I switched my account to TOTP upon encountering the issue. Let me know if you want me to switch it back temporarily to see if it still works.

As far as I know, all versions of Safari share the same functional implementation. My best guess is that MediaWiki is violating the specification somewhere, and it only works on macOS due to undefined behavior.

Just to confirm, Passkey as 2FA works fine on desktop right?

It did in October, yes.

I switched my account to TOTP upon encountering the issue. Let me know if you want me to switch it back temporarily to see if it still works.

As far as I know, all versions of Safari share the same functional implementation. My best guess is that MediaWiki is violating the specification somewhere, and it only works on macOS due to undefined behavior.

The mobile bug should be fixed with T286138, and it'll be deployed on WMF wiki early next year.

alistair3149 renamed this task from MediaWiki should support passkeys to MediaWiki should support passwordless login with passkeys.Jun 13 2023, 2:53 AM
alistair3149 updated the task description. (Show Details)

Passkeys are origin-bound so this is blocked on T244088: Logging in at another wiki than WebAuth was set up fails.

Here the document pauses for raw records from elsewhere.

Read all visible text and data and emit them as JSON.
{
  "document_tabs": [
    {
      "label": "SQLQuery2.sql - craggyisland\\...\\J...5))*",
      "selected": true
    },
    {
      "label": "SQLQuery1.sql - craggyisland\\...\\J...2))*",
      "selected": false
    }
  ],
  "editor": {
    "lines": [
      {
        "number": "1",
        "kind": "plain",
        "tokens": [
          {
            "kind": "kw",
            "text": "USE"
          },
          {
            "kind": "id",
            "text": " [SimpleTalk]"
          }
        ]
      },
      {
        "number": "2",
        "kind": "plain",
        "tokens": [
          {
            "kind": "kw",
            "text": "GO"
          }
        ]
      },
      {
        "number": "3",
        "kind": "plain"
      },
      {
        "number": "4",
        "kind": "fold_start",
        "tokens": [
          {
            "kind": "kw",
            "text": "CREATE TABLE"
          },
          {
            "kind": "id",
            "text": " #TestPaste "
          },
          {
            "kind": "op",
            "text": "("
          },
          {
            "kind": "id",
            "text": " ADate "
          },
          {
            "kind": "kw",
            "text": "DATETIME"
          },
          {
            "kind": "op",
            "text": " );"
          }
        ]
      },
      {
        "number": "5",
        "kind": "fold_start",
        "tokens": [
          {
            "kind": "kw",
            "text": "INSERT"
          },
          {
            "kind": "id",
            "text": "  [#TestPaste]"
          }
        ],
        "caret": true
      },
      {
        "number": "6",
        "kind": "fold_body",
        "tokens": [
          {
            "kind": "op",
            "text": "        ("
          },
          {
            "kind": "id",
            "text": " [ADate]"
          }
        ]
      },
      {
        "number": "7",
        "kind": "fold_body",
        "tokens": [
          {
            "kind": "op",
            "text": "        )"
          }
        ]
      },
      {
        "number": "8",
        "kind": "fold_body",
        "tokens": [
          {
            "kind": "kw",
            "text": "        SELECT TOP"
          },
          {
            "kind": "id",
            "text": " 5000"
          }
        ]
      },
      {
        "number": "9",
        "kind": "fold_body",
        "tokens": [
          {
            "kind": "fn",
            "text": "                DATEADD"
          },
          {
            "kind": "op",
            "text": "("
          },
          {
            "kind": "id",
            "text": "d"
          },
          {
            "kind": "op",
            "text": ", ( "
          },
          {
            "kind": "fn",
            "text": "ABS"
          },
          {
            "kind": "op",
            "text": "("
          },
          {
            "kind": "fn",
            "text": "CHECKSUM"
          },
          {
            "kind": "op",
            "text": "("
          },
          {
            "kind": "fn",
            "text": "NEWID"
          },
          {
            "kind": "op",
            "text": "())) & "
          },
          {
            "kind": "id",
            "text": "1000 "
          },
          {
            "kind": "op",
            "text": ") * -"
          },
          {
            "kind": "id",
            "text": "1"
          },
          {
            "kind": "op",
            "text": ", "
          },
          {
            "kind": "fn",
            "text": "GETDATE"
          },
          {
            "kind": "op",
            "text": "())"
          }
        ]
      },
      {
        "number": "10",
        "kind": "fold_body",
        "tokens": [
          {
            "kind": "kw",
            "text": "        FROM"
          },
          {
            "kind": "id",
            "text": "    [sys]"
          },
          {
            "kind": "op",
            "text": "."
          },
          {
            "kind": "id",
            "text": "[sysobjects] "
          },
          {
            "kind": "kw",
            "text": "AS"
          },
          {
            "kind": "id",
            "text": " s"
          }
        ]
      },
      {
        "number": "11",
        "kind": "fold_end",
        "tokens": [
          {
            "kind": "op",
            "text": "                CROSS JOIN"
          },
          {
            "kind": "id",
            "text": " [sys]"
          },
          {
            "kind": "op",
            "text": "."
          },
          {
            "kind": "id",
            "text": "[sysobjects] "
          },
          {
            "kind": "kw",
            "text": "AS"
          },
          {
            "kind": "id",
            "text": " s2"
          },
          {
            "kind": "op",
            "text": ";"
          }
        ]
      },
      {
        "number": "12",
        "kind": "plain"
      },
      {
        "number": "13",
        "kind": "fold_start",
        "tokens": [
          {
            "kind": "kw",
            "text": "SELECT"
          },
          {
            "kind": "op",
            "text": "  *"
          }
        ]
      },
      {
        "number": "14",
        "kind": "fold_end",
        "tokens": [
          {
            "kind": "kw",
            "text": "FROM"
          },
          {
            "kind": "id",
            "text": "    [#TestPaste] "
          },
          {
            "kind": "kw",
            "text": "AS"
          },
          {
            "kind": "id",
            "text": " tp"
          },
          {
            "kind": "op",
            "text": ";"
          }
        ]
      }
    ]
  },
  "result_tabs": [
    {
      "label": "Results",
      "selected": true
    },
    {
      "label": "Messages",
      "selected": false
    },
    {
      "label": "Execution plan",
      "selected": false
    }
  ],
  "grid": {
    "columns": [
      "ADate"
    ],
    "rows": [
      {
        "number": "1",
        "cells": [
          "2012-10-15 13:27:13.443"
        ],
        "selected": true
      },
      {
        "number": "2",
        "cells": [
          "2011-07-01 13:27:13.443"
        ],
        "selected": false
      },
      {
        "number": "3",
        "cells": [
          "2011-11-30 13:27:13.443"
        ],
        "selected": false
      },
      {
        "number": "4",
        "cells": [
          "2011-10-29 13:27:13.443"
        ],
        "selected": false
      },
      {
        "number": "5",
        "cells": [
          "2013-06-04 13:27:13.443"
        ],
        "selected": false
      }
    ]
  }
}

Passkeys as a second factor are a clear security improvement over TOTP (which is not origin-bound, so phishable) and a usability improvement over U2F as you don't need an extra piece of hardware. Passwords as primary authentication, not so sure. Easy to get yourself locked out when you lose your phone (for 2FA we'd do a human review and remove the second factor; for lost primary credentials, what would we do?), passkeys are device-bound so you'd need some sort of cross-device attestation process, and you essentially transfer security to the device managing the passkey (phones with fingerprint sensors are probably OK; but e.g. Windows Hello uses a 6-digit PIN which is hardly safer than a password).